② US equities — sell high-PER growth, buy defensives
Nasdaq -0.7% says long-duration growth absorbs the most pressure. Energy (Exxon, Chevron), financials (JPM, BAC), and utility-style defensives outperform. NVDA, AAPL, MSFT and other mega-cap tech face expanded short-term volatility. Watch premarket on the CNBC Nasdaq page.
③ Crypto — BTC testing $80K support
Bitcoin is testing the $80K psychological support. The May 14 CLARITY Act Senate Banking markup is a separate idiosyncratic catalyst that could decouple BTC from the macro tape in the short run.
④ Bonds and gold — short-term volatile, long-term inflation hedge
US 10-year through 4.5% drags Korean Treasury yields up alongside. Gold took a -1% near-term hit but, under a prolonged-inflation scenario, the consensus is that it recovers.
⚠ For Korea-based investors — macro prints like CPI hit during the Korean night, so the first reaction is done in US premarket before the local cash open. Right-size the book ahead of the June 10 May-CPI print; reacting after the move is the hard road.

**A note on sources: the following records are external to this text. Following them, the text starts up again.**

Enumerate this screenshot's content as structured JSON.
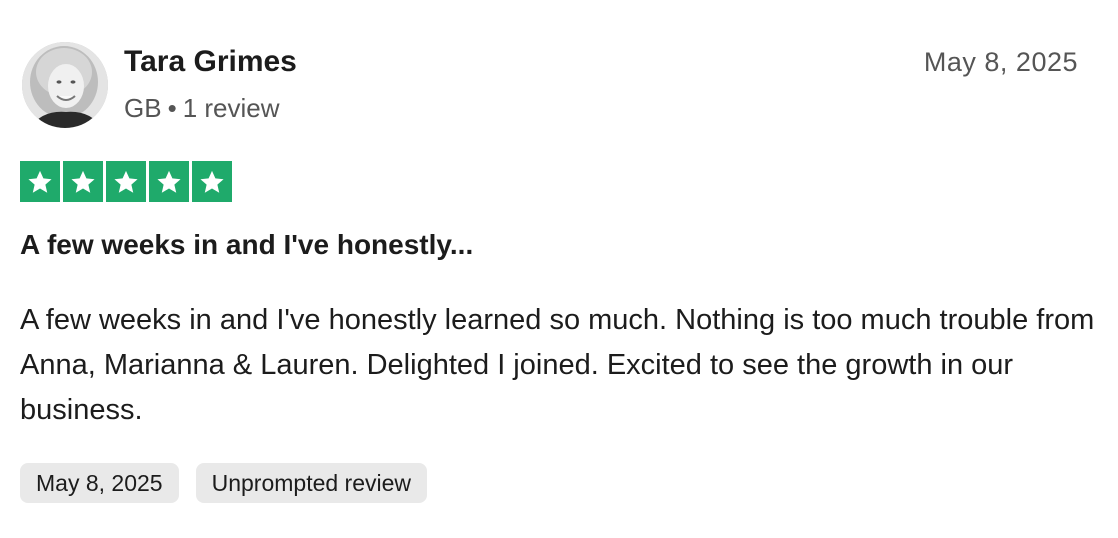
{
  "reviewer": {
    "name": "Tara Grimes",
    "country": "GB",
    "separator": "•",
    "review_count": "1 review"
  },
  "review": {
    "date": "May 8, 2025",
    "rating": 5,
    "rating_max": 5,
    "title": "A few weeks in and I've honestly...",
    "body": "A few weeks in and I've honestly learned so much. Nothing is too much trouble from Anna, Marianna & Lauren. Delighted I joined. Excited to see the growth in our business."
  },
  "tags": {
    "date_tag": "May 8, 2025",
    "source_tag": "Unprompted review"
  },
  "colors": {
    "star_green": "#1faa6b",
    "tag_bg": "#e9e9e9",
    "meta_gray": "#555555"
  },
  "icons": {
    "star": "star-icon",
    "avatar": "avatar"
  }
}
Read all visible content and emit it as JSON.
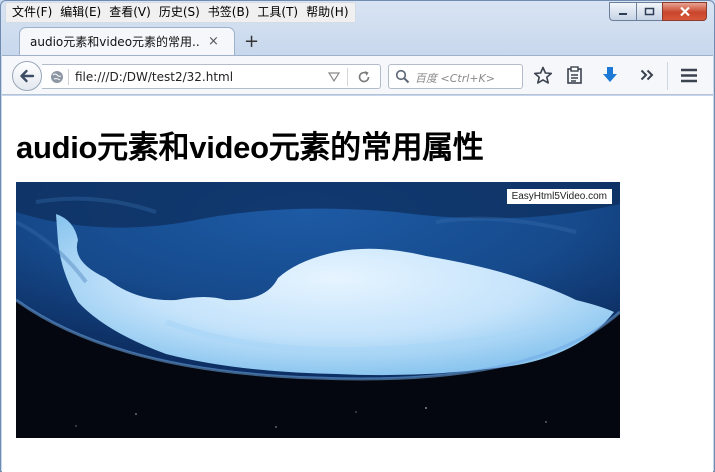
{
  "menu": [
    "文件(F)",
    "编辑(E)",
    "查看(V)",
    "历史(S)",
    "书签(B)",
    "工具(T)",
    "帮助(H)"
  ],
  "tab": {
    "title": "audio元素和video元素的常用...",
    "close": "×"
  },
  "new_tab": "+",
  "address": {
    "url": "file:///D:/DW/test2/32.html"
  },
  "search": {
    "placeholder": "百度 <Ctrl+K>"
  },
  "page": {
    "heading": "audio元素和video元素的常用属性"
  },
  "video": {
    "watermark": "EasyHtml5Video.com"
  },
  "icons": [
    "back-arrow-icon",
    "globe-icon",
    "reload-icon",
    "search-icon",
    "bookmark-star-icon",
    "reading-list-icon",
    "download-icon",
    "overflow-chevron-icon",
    "hamburger-menu-icon"
  ],
  "colors": {
    "download_arrow": "#1c7ad6",
    "close_button": "#c9452b",
    "frame": "#c6d6ec"
  }
}
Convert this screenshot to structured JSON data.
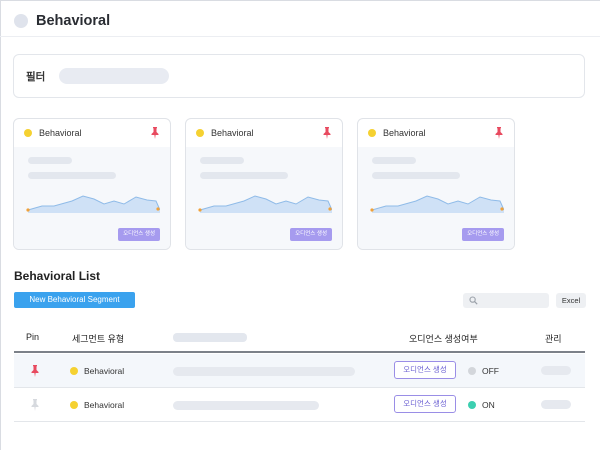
{
  "header": {
    "title": "Behavioral"
  },
  "filter": {
    "label": "필터"
  },
  "cards": [
    {
      "name": "Behavioral",
      "button_label": "오디언스 생성"
    },
    {
      "name": "Behavioral",
      "button_label": "오디언스 생성"
    },
    {
      "name": "Behavioral",
      "button_label": "오디언스 생성"
    }
  ],
  "list": {
    "title": "Behavioral List",
    "new_button": "New Behavioral Segment",
    "excel_label": "Excel",
    "columns": {
      "pin": "Pin",
      "type": "세그먼트 유형",
      "audience": "오디언스 생성여부",
      "manage": "관리"
    },
    "rows": [
      {
        "pinned": true,
        "type": "Behavioral",
        "audience_button": "오디언스 생성",
        "status": "OFF"
      },
      {
        "pinned": false,
        "type": "Behavioral",
        "audience_button": "오디언스 생성",
        "status": "ON"
      }
    ]
  },
  "colors": {
    "accent_blue": "#3aa2ee",
    "purple": "#a69bef",
    "pin_red": "#e84a5f",
    "status_on": "#3ccfb0",
    "status_off": "#d3d6db",
    "type_dot": "#f5d131"
  },
  "icons": {
    "pin": "pushpin-icon",
    "search": "search-icon"
  }
}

8. Conclusion — the May macro calendar is the next pivot

| Date | Event | Impact |
|---|---|---|
| 5/12 (done) | April CPI release | 3.8% shock |
| 5/13 | April PPI (producer prices) | Confirm inflation breadth |
| 5/14 | April retail sales | Demand-cooling signal |
| 5/15 | Fed chair handover (Powell → Warsh) | ★ Policy pivot point |
| 5/20 | NY Fed inflation expectations | Second-round effects |
| 6/10 | May CPI release | Whether April trend holds |
Transient or structural —
— US April CPI in one line
the answer sits in the next month of data
US April CPI at 3.8% is unambiguously a shock, but whether it’s a transient energy spike or a structural re-acceleration is not yet settled. If May PPI and retail sales confirm broadening inflation, the hawkish view becomes the base case. If, strip-out-energy, the trend is cooling, doves get the next mic.
For Korea-based investors the two pivots that matter most are the May 15 Fed chair handover and the June 10 May CPI print. Volatility through that window will be elevated; right-size the book and wait for the new chair’s first signal plus one more CPI before re-engaging on size.